Mas os acontecimentos que mais causaram alvoroço nos principais veículos de comunicação foram as quedas dos ministros do Planejamento, Romero Jucá, e da Transparência, Fiscalização e Controle, Fabiano Silveira. O primeiro disse, em gravações realizadas por Sérgio Machado, ex-presidente da Transpetro, que precisava estancar a sangria representada pela Lava-Jato; o segundo fez críticas à mesma operação, mesmo ocupando o cargo de principal chefe do Ministério que deve fiscalizar as ações do governo.

Esses dois episódios importantes da política brasileira só se desencadearam graças ao vazamento de informações sigilosas, e acabaram levantando as seguintes discussões: o vazamento de gravações é lícito?; e em que medida a imprensa, com as divulgações, influencia nas investigações e julgamentos da justiça.

Por ser objeto de uma investigação que tramita em sigilo, o material vazado poderia até mesmo ser invalidado como prova — o que dificilmente acontecerá nesse caso, dada a gravidade das denúncias. Na opinião de Floriano Peixoto de Azevedo, professor da Faculdade de Direito da USP, o vazamento de provas de investigações é negativo porque pode ser usado para dar sinais ou negociar silêncios. Alamiro Velludo Netto, docente da mesma faculdade, acredita também que essas divulgações induzem a pré-julgamentos ou invasões desnecessárias à privacidade. “Mas o dever de resguardar sigilo de documentos não se dirige ao profissional de imprensa, mas sim aos agentes públicos”, argumenta.

A cobertura da grande imprensa amplificou consideravelmente a Operação Lava-Jato. Se por um lado a mídia tem a obrigação de reportar os fatos mais importantes, por outro, a “narrativa jornalística costuma caminhar para uma dimensão romanesca, caricaturando os personagens e perdendo a complexidade do mundo real”, explica Velludo Netto. O professor Floriano Peixoto vai além na discussão sobre a influência da grande imprensa nos processos de investigação, e coloca a discussão: como garantir punição a quem pratica ilícitos sem cair na justiça do espetáculo?

Tão importante quanto saber o conteúdo do material divulgado, é saber como a imprensa conseguiu aquela informação. Essa é a opinião de Floriano Peixoto. Para ele, os interesses da fonte tiram a legitimidade da denúncia, e “quem quer fazer uma denúncia legítima, faz isso às claras, vai à imprensa e dá entrevista”. Velludo Netto disse que o que existe é uma relação de ganha-ganha, porque o jornalista que obtém a informação sigilosa ganha prestígio com a denúncia, e a autoridade que vaza o segredo dá publicidade ao seu trabalho.
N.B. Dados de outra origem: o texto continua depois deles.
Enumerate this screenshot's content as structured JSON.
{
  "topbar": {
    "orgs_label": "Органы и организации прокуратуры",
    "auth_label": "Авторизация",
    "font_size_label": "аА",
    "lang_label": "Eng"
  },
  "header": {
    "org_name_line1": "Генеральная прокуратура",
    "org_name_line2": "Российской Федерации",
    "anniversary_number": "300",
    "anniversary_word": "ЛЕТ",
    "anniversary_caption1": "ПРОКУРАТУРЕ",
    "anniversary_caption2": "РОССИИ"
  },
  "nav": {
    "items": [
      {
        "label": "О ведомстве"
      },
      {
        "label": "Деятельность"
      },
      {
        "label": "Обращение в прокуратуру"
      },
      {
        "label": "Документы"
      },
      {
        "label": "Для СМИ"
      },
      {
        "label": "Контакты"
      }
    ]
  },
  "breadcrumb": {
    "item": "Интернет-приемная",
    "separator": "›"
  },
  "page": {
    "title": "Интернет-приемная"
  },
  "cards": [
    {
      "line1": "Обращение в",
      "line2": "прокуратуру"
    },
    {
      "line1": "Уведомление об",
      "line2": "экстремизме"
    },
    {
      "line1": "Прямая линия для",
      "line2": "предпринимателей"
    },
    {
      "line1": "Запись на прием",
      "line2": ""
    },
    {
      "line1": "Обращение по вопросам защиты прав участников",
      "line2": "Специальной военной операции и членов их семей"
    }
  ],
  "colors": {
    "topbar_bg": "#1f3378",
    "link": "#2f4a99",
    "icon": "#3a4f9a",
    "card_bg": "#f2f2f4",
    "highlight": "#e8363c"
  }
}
A presidente afastada Dilma Rousseff e o ex-presidente Lula tiveram conversas telefônicas gravadas pela Justiça. Esses diálogos foram divulgados pelo próprio juiz responsável pela Lava-Jato. O áudio que mais chamou a atenção entre muitos que vazaram foi o que Dilma dizia que estava enviando a Lula o documento que atestaria que ele era ministro do governo dela. Os que criticam o PT entenderam que o petista deveria usar o papel como um subterfúgio diante da possibilidade da Polícia Federal prendê-lo.

Tão polêmico quanto o conteúdo da gravação foi a decisão do juiz Sérgio Moro, que conduz as investigações pelo caso, de divulgar, sem nenhuma cerimônia, áudios que envolvem duas pessoas tão importantes que estavam em um momento íntimo, informal. Os dois professores ouvidos pelo JC concordam que a conduta de Moro foi juridicamente insustentável. Velludo Netto alegou que houve invasão da intimidade dos cidadãos envolvidos no grampo, e mais: “no caso de Lula e Dilma há ainda outro detalhe: a conversa teria sido captada após a determinação de encerramento da interceptação”. Por isso, o docente da Faculdade de Direito da USP alegou que o episódio marcou “um dia triste para o sistema jurídico nacional”. Já Floriano Peixoto acredita que Moro agiu para evitar um possível retrocesso nas investigações caso Lula conseguisse a nomeação como ministro da Casa Civil.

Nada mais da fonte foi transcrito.